While the scale of the problem is new, concerns were voiced even at Budget time about the so-called off-Budget liabilities that were the oil and fertiliser bonds. The concerns were motivated in equal measure by uncertainty about the financial magnitudes and, consequently, their impact on the fiscal situation, and by the likelihood that market conditions in these two commodities would tempt the government to persist with an essentially short-term measure for longer than it should. In an attempt to allay the first of these concerns, Mr Chidambaram provided estimates of the magnitudes involved in the Budget papers. They were large, but, against the backdrop of significant revenue buoyancy, did not appear particularly intimidating at the time. The Budget estimate for the fiscal deficit, 2.5 per cent, in fact improved on the target of 3 per cent set by the Fiscal Responsibility and Budget Management (FRBM) Act. Mr Chidambaram viewed this as a cushion to absorb the impact of the recommendations of the Sixth Pay Commission, which were subsequently revealed about a month later.
In less than two months since the Budget was presented, the economic environment has changed quite dramatically. The global scenario, already turbulent then, has got worse since. Closer home, the slowdown in industrial production that was already on the cards is clearly visible. Under normal circumstances, repo rate cuts by the Reserve Bank of India (RBI) would have very likely countered the deceleration. However, what has made macroeconomic policy-making difficult is the surge in inflation that has hit not just India but many countries. Domestic inflation has accelerated after the Budget and crossed the 7 per cent mark. While this is driven primarily by sharp increases in food and commodity prices, forces that monetary policy does not have a very good handle on, the RBI cannot conceivably take an expansionary stance in the face of such high inflation rates. Consequently, it signalled its position with the hike in the cash reserve ratio announced last week. This stance, other things remaining equal, will reinforce the deceleration in industrial production, which in turn will undermine the revenue projections that the Budget made. Both direct and indirect tax collections will be adversely affected by the slower pace of growth.

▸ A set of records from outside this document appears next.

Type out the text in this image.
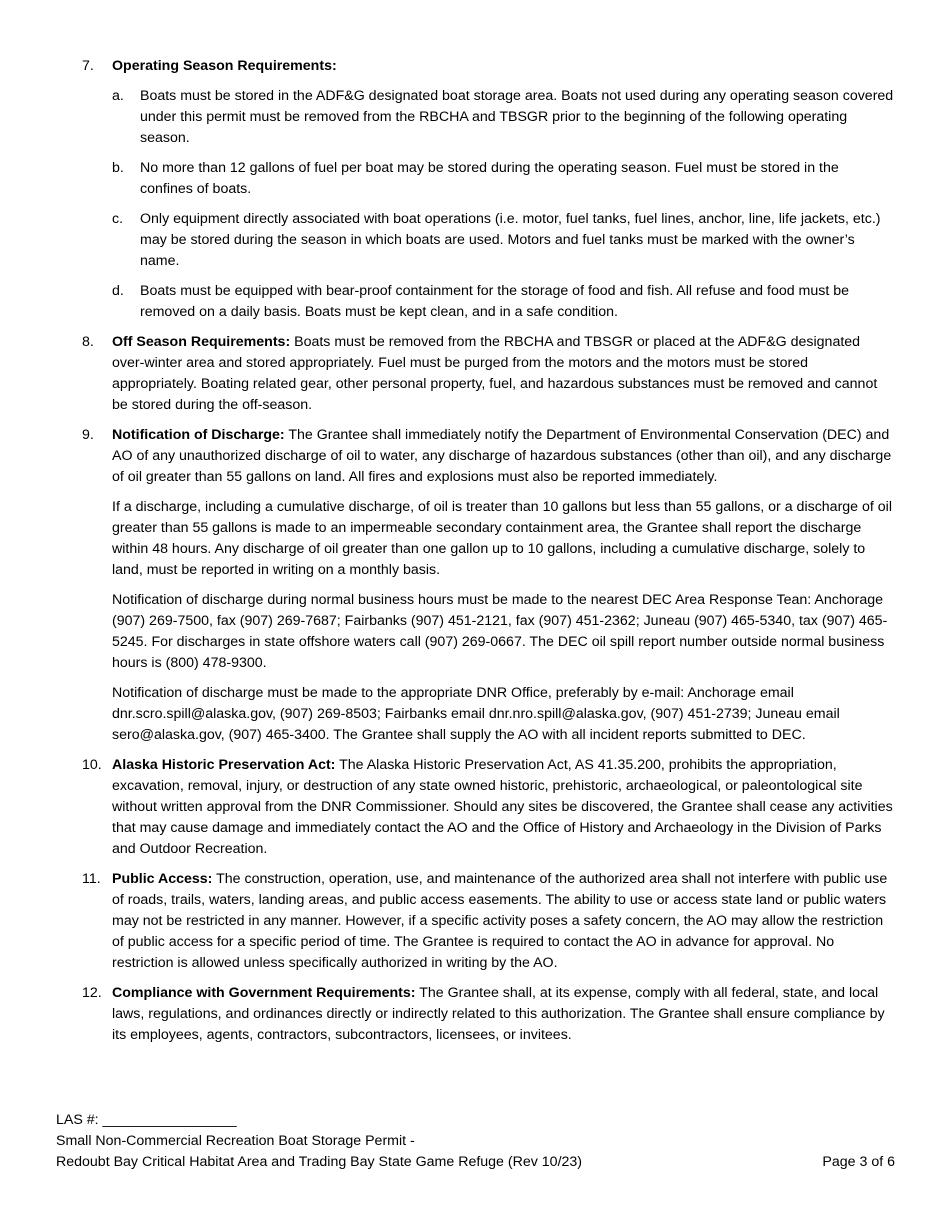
7. Operating Season Requirements:
a. Boats must be stored in the ADF&G designated boat storage area. Boats not used during any operating season covered under this permit must be removed from the RBCHA and TBSGR prior to the beginning of the following operating season.
b. No more than 12 gallons of fuel per boat may be stored during the operating season. Fuel must be stored in the confines of boats.
c. Only equipment directly associated with boat operations (i.e. motor, fuel tanks, fuel lines, anchor, line, life jackets, etc.) may be stored during the season in which boats are used. Motors and fuel tanks must be marked with the owner’s name.
d. Boats must be equipped with bear-proof containment for the storage of food and fish. All refuse and food must be removed on a daily basis. Boats must be kept clean, and in a safe condition.
8. Off Season Requirements: Boats must be removed from the RBCHA and TBSGR or placed at the ADF&G designated over-winter area and stored appropriately. Fuel must be purged from the motors and the motors must be stored appropriately. Boating related gear, other personal property, fuel, and hazardous substances must be removed and cannot be stored during the off-season.
9. Notification of Discharge: The Grantee shall immediately notify the Department of Environmental Conservation (DEC) and AO of any unauthorized discharge of oil to water, any discharge of hazardous substances (other than oil), and any discharge of oil greater than 55 gallons on land. All fires and explosions must also be reported immediately.
If a discharge, including a cumulative discharge, of oil is treater than 10 gallons but less than 55 gallons, or a discharge of oil greater than 55 gallons is made to an impermeable secondary containment area, the Grantee shall report the discharge within 48 hours. Any discharge of oil greater than one gallon up to 10 gallons, including a cumulative discharge, solely to land, must be reported in writing on a monthly basis.
Notification of discharge during normal business hours must be made to the nearest DEC Area Response Tean: Anchorage (907) 269-7500, fax (907) 269-7687; Fairbanks (907) 451-2121, fax (907) 451-2362; Juneau (907) 465-5340, tax (907) 465-5245. For discharges in state offshore waters call (907) 269-0667. The DEC oil spill report number outside normal business hours is (800) 478-9300.
Notification of discharge must be made to the appropriate DNR Office, preferably by e-mail: Anchorage email dnr.scro.spill@alaska.gov, (907) 269-8503; Fairbanks email dnr.nro.spill@alaska.gov, (907) 451-2739; Juneau email sero@alaska.gov, (907) 465-3400. The Grantee shall supply the AO with all incident reports submitted to DEC.
10. Alaska Historic Preservation Act: The Alaska Historic Preservation Act, AS 41.35.200, prohibits the appropriation, excavation, removal, injury, or destruction of any state owned historic, prehistoric, archaeological, or paleontological site without written approval from the DNR Commissioner. Should any sites be discovered, the Grantee shall cease any activities that may cause damage and immediately contact the AO and the Office of History and Archaeology in the Division of Parks and Outdoor Recreation.
11. Public Access: The construction, operation, use, and maintenance of the authorized area shall not interfere with public use of roads, trails, waters, landing areas, and public access easements. The ability to use or access state land or public waters may not be restricted in any manner. However, if a specific activity poses a safety concern, the AO may allow the restriction of public access for a specific period of time. The Grantee is required to contact the AO in advance for approval. No restriction is allowed unless specifically authorized in writing by the AO.
12. Compliance with Government Requirements: The Grantee shall, at its expense, comply with all federal, state, and local laws, regulations, and ordinances directly or indirectly related to this authorization. The Grantee shall ensure compliance by its employees, agents, contractors, subcontractors, licensees, or invitees.
LAS #: _________________
Small Non-Commercial Recreation Boat Storage Permit -
Redoubt Bay Critical Habitat Area and Trading Bay State Game Refuge (Rev 10/23)	Page 3 of 6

Meanwhile, a government that is looking for every possible way to contain inflation in a pre-election year will simply not dare to raise now the prices of these two commodities. It will continue instead to issue more bonds to the hapless companies who produce and market oil and fertiliser. Since the average price is forecast to remain around the $100 per barrel mark over the medium term, the accumulation of oil bonds (if they continue to be issued over a long time frame) will be enormous. Similarly, as international fertiliser prices climb to unprecedented levels, so will the subsidy bill for a government that will not pass on the cost increases. Indeed, the fertiliser subsidy has already ballooned to a level that is provoking suspicious glances from the relevant Parliamentary committee.
These developments, coming on the back of an already anticipated hike in government salaries, pose the hard choice of controlling either the fiscal deficit or inflation. The preference so far has been to tackle prices. But the temporary measure used for this (ie the oil and fertilizer bonds) has turned into an apparently uncontrollable expansion of financial obligations as the measure entrenches itself into permanence. To add insult to injury, the companies which receive these bonds, as a substitute for a cash subsidy, find themselves unable to sell these bonds in order to raise cash. There are few takers for these special-purpose bonds, which cannot be used by banks to meet the statutory liquidity requirement (SLR), so no bank wants to touch them.
No one should underestimate the seriousness of the inflationary threat and the hard choices before the government. At the same time, today's policies are lulling the country into inaction. It is important for everyone to get a true picture of the situation, which will facilitate fact-based debate and, perhaps, a more efficient solution. So the finance ministry should provide, with as small a lag as possible, information on the magnitudes and increments in its liabilities on account of these and similar bonds. It should grant SLR eligibility to these bonds; companies, particularly if they are at least partly owned by private shareholders, cannot be used as an instrument of policy indefinitely, if this hurts the interests of these shareholders, for it is a gross violation of corporate governance norms. Even if the issue of such bonds is an escape route that has to be used at the moment, companies can be spared the burdens of illiquidity by making the bonds more tradable. Finally, the ministry must recognise that this short-term approach cannot go on indefinitely. The government has to start raising the selling prices of these commodities, with a clear explanation to consumers about the inevitability of doing so. Ideally, this would be done within the ambit of a broad political consensus, in which all parties would accept that the government of the day has no choice. This is highly unlikely, even impossible, in the current political scenario. And therein lies the great danger, that an unsustainable policy will be sustained for far too long--causing severe price distortions (and therefore wrong price signals to producers and consumers alike), equally serious fiscal damage, and of course considerable risk to external confidence in the management of an economy that is slowing down despite all the cushioning being provided by soft pricing policies.